Pattern Recognition and Missing Context
If the user submits an incomplete or limited panel (e.g., just LDL and HDL), you must:
Identify what additional markers are missing for a meaningful interpretation.
Explain why those markers are important (e.g., apoB is a more accurate predictor of cardiovascular risk than LDL-C).
Present this in a section titled:
Recommended Additional Markers to Complete the Picture
Rank them by relevance and provide brief explanations. For example:
ApoB — Indicates particle number and risk more accurately than LDL-C
LDL Particle Size (via NMR) — Distinguishes small, dense LDL (atherogenic) from large, buoyant LDL (benign)
hs-CRP — Identifies systemic inflammation
Fasting Insulin & HOMA-IR — Critical for assessing early metabolic dysfunction
Lipoprotein(a) — A genetic marker for cardiovascular risk not captured by standard lipids
Also suggest specialty or advanced testing when conventional panels are insufficient (e.g., DUTCH Test, Genova Diagnostics, BostonHeart).
Next Steps and Action Plan
End your analysis with a clear, prioritized action plan, organized into the following categories. Not all next steps involve seeing a doctor—many may be self-directed.

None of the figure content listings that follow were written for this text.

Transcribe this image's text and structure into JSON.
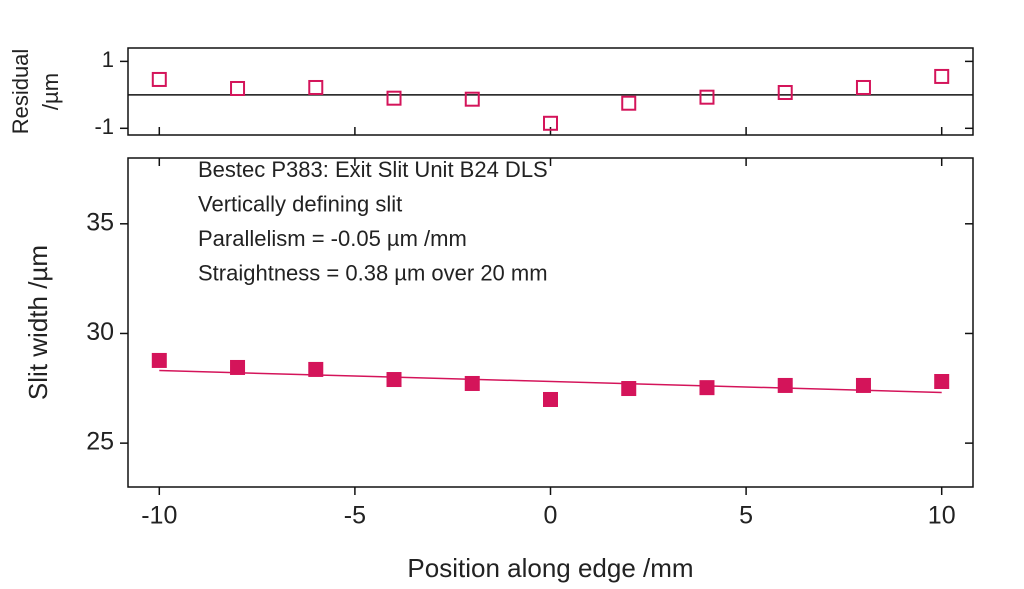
{
  "chart_data": [
    {
      "type": "scatter",
      "ylabel": [
        "Residual",
        "/µm"
      ],
      "x": [
        -10,
        -8,
        -6,
        -4,
        -2,
        0,
        2,
        4,
        6,
        8,
        10
      ],
      "series": [
        {
          "color": "#d4145a",
          "marker": "open-square",
          "values": [
            0.46,
            0.19,
            0.22,
            -0.1,
            -0.13,
            -0.85,
            -0.25,
            -0.07,
            0.07,
            0.22,
            0.55
          ]
        }
      ],
      "hline": 0,
      "xlim": [
        -10.8,
        10.8
      ],
      "xticks": [
        -10,
        -5,
        0,
        5,
        10
      ],
      "ylim": [
        -1.2,
        1.4
      ],
      "yticks": [
        -1,
        1
      ]
    },
    {
      "type": "scatter",
      "xlabel": "Position along edge /mm",
      "ylabel": "Slit width /µm",
      "annotations": [
        "Bestec P383: Exit Slit Unit B24 DLS",
        "Vertically defining slit",
        "Parallelism = -0.05 µm /mm",
        "Straightness = 0.38 µm over 20 mm"
      ],
      "x": [
        -10,
        -8,
        -6,
        -4,
        -2,
        0,
        2,
        4,
        6,
        8,
        10
      ],
      "series": [
        {
          "color": "#d4145a",
          "marker": "filled-square",
          "values": [
            28.77,
            28.45,
            28.36,
            27.9,
            27.72,
            26.99,
            27.49,
            27.53,
            27.63,
            27.63,
            27.81
          ]
        }
      ],
      "fit": {
        "color": "#d4145a",
        "x": [
          -10,
          10
        ],
        "values": [
          28.31,
          27.31
        ]
      },
      "xlim": [
        -10.8,
        10.8
      ],
      "xticks": [
        -10,
        -5,
        0,
        5,
        10
      ],
      "ylim": [
        23,
        38
      ],
      "yticks": [
        25,
        30,
        35
      ]
    }
  ]
}
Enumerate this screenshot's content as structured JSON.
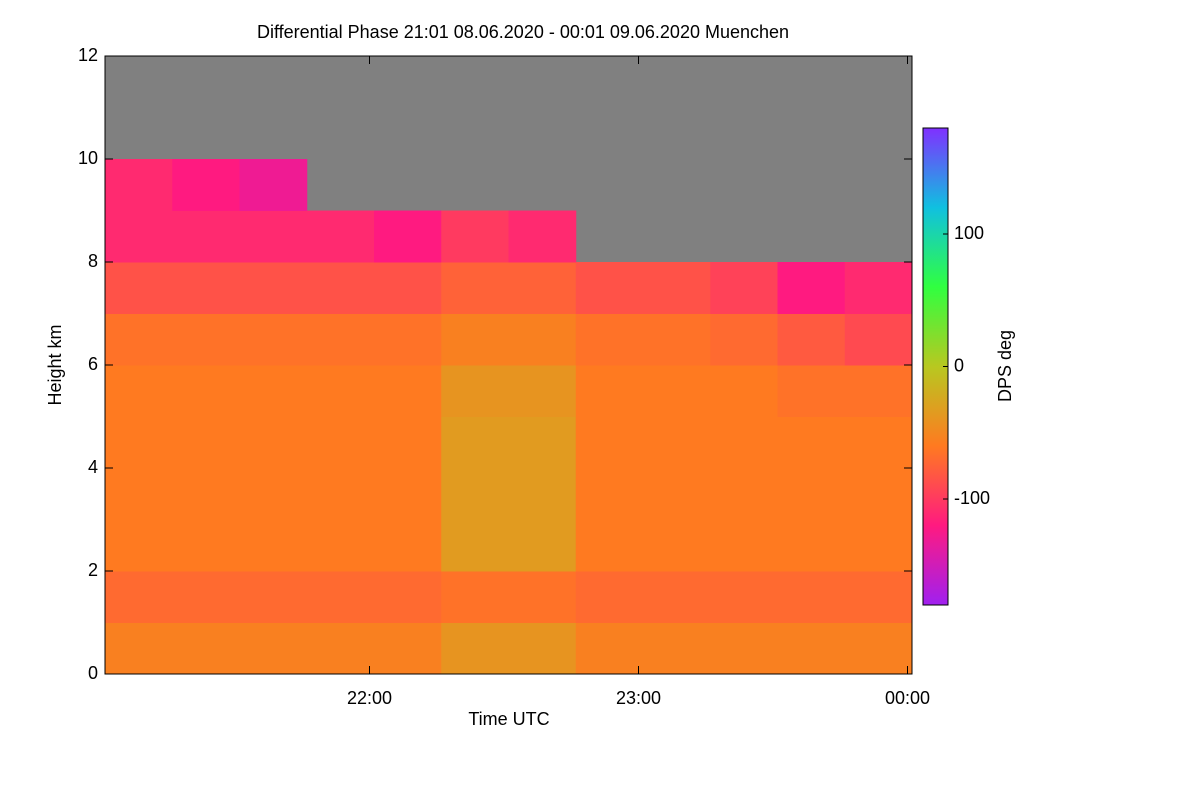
{
  "chart_data": {
    "type": "heatmap",
    "title": "Differential Phase   21:01 08.06.2020 - 00:01 09.06.2020 Muenchen",
    "x_label": "Time UTC",
    "y_label": "Height km",
    "colorbar_label": "DPS deg",
    "xlim": [
      21.0167,
      24.0167
    ],
    "xticks": [
      {
        "value": 22,
        "label": "22:00"
      },
      {
        "value": 23,
        "label": "23:00"
      },
      {
        "value": 24,
        "label": "00:00"
      }
    ],
    "ylim": [
      0,
      12
    ],
    "yticks": [
      0,
      2,
      4,
      6,
      8,
      10,
      12
    ],
    "zlim": [
      -180,
      180
    ],
    "zticks": [
      -100,
      0,
      100
    ],
    "colors": [
      "#a020f0",
      "#ff1a80",
      "#ff7a20",
      "#b8c820",
      "#30ff40",
      "#10c0e0",
      "#8030ff"
    ],
    "missing_color": "#808080",
    "xbins": [
      21.0167,
      21.2667,
      21.5167,
      21.7667,
      22.0167,
      22.2667,
      22.5167,
      22.7667,
      23.0167,
      23.2667,
      23.5167,
      23.7667,
      24.0167
    ],
    "ybins": [
      0,
      1,
      2,
      3,
      4,
      5,
      6,
      7,
      8,
      9,
      10,
      11,
      12
    ],
    "z": [
      [
        -55,
        -55,
        -55,
        -55,
        -55,
        -40,
        -40,
        -55,
        -55,
        -55,
        -55,
        -55
      ],
      [
        -70,
        -70,
        -70,
        -70,
        -70,
        -65,
        -65,
        -70,
        -70,
        -70,
        -70,
        -70
      ],
      [
        -60,
        -60,
        -60,
        -60,
        -60,
        -35,
        -35,
        -60,
        -60,
        -60,
        -60,
        -60
      ],
      [
        -60,
        -60,
        -60,
        -60,
        -60,
        -35,
        -35,
        -60,
        -60,
        -60,
        -60,
        -60
      ],
      [
        -60,
        -60,
        -60,
        -60,
        -60,
        -35,
        -35,
        -60,
        -60,
        -60,
        -60,
        -60
      ],
      [
        -60,
        -60,
        -60,
        -60,
        -60,
        -40,
        -40,
        -60,
        -60,
        -60,
        -65,
        -65
      ],
      [
        -65,
        -65,
        -65,
        -65,
        -65,
        -55,
        -55,
        -65,
        -65,
        -70,
        -80,
        -90
      ],
      [
        -85,
        -85,
        -85,
        -85,
        -85,
        -75,
        -75,
        -85,
        -85,
        -95,
        -120,
        -110
      ],
      [
        -110,
        -110,
        -110,
        -110,
        -120,
        -100,
        -110,
        null,
        null,
        null,
        null,
        null
      ],
      [
        -110,
        -120,
        -130,
        null,
        null,
        null,
        null,
        null,
        null,
        null,
        null,
        null
      ],
      [
        null,
        null,
        null,
        null,
        null,
        null,
        null,
        null,
        null,
        null,
        null,
        null
      ],
      [
        null,
        null,
        null,
        null,
        null,
        null,
        null,
        null,
        null,
        null,
        null,
        null
      ]
    ]
  }
}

1. Medical Follow-Up (Urgent or Diagnostic)
Identify findings that require clinical evaluation or referral. Suggest the appropriate type of provider and possible diagnostic workups.

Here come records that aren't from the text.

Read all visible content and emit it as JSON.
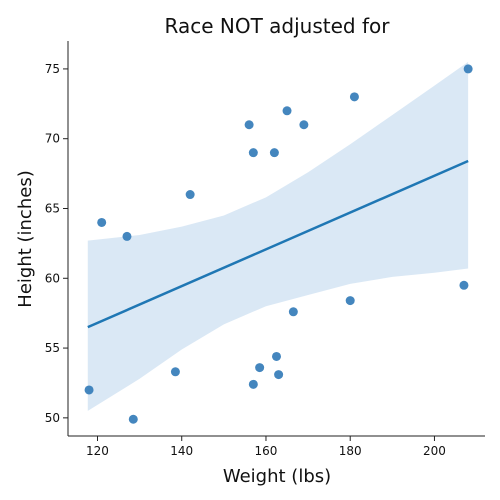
{
  "chart_data": {
    "type": "scatter",
    "title": "Race NOT adjusted for",
    "xlabel": "Weight (lbs)",
    "ylabel": "Height (inches)",
    "xlim": [
      113,
      212
    ],
    "ylim": [
      48.7,
      77
    ],
    "xticks": [
      120,
      140,
      160,
      180,
      200
    ],
    "yticks": [
      50,
      55,
      60,
      65,
      70,
      75
    ],
    "grid": false,
    "colors": {
      "points": "#3a7fba",
      "line": "#1f77b4",
      "band": "#c6dbef"
    },
    "points": [
      {
        "x": 118,
        "y": 52
      },
      {
        "x": 121,
        "y": 64
      },
      {
        "x": 127,
        "y": 63
      },
      {
        "x": 128.5,
        "y": 49.9
      },
      {
        "x": 138.5,
        "y": 53.3
      },
      {
        "x": 142,
        "y": 66
      },
      {
        "x": 156,
        "y": 71
      },
      {
        "x": 157,
        "y": 69
      },
      {
        "x": 157,
        "y": 52.4
      },
      {
        "x": 158.5,
        "y": 53.6
      },
      {
        "x": 162,
        "y": 69
      },
      {
        "x": 162.5,
        "y": 54.4
      },
      {
        "x": 163,
        "y": 53.1
      },
      {
        "x": 165,
        "y": 72
      },
      {
        "x": 166.5,
        "y": 57.6
      },
      {
        "x": 169,
        "y": 71
      },
      {
        "x": 180,
        "y": 58.4
      },
      {
        "x": 181,
        "y": 73
      },
      {
        "x": 207,
        "y": 59.5
      },
      {
        "x": 208,
        "y": 75
      }
    ],
    "regression": {
      "x": [
        117.7,
        208
      ],
      "y": [
        56.5,
        68.4
      ]
    },
    "confidence_band": {
      "x": [
        117.7,
        130,
        140,
        150,
        160,
        170,
        180,
        190,
        200,
        208
      ],
      "upper": [
        62.7,
        63.1,
        63.7,
        64.5,
        65.8,
        67.6,
        69.6,
        71.7,
        73.8,
        75.5
      ],
      "lower": [
        50.5,
        52.8,
        54.9,
        56.7,
        58.0,
        58.8,
        59.6,
        60.1,
        60.4,
        60.7
      ]
    }
  }
}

2. Lifestyle and Supplement Interventions (Start Now)
List concrete actions the user can implement on their own, including:
Diet changes (specific foods to increase or reduce)
Exercise or movement routines
Circadian rhythm and light exposure practices
Sleep hygiene
Supplements (clearly specify brand/form, dosage, timing, and duration)
Other interventions like blood donation or sauna use, if relevant
Each recommendation should be specific, safe, and explained with context.
3. Retesting or Monitoring Timeline
Recommend when to re-test each biomarker, and what kind of change you’d expect to see. Include suggestions for bundling related markers together.
4. Preventive and Optimization Strategies
Provide strategies to improve markers that are within range but not optimal. Explain the long-term benefits of early lifestyle shifts and how optimizing these areas reduces risk of future dysfunction.
Clinical Disclaimer
You are not a licensed physician and your responses are not medical advice. Always advise the user to consult a qualified healthcare provider before initiating any new supplements, medications, or therapeutic interventions. Your role is to educate, contextualize, and support informed self-care and collaborative decision-making.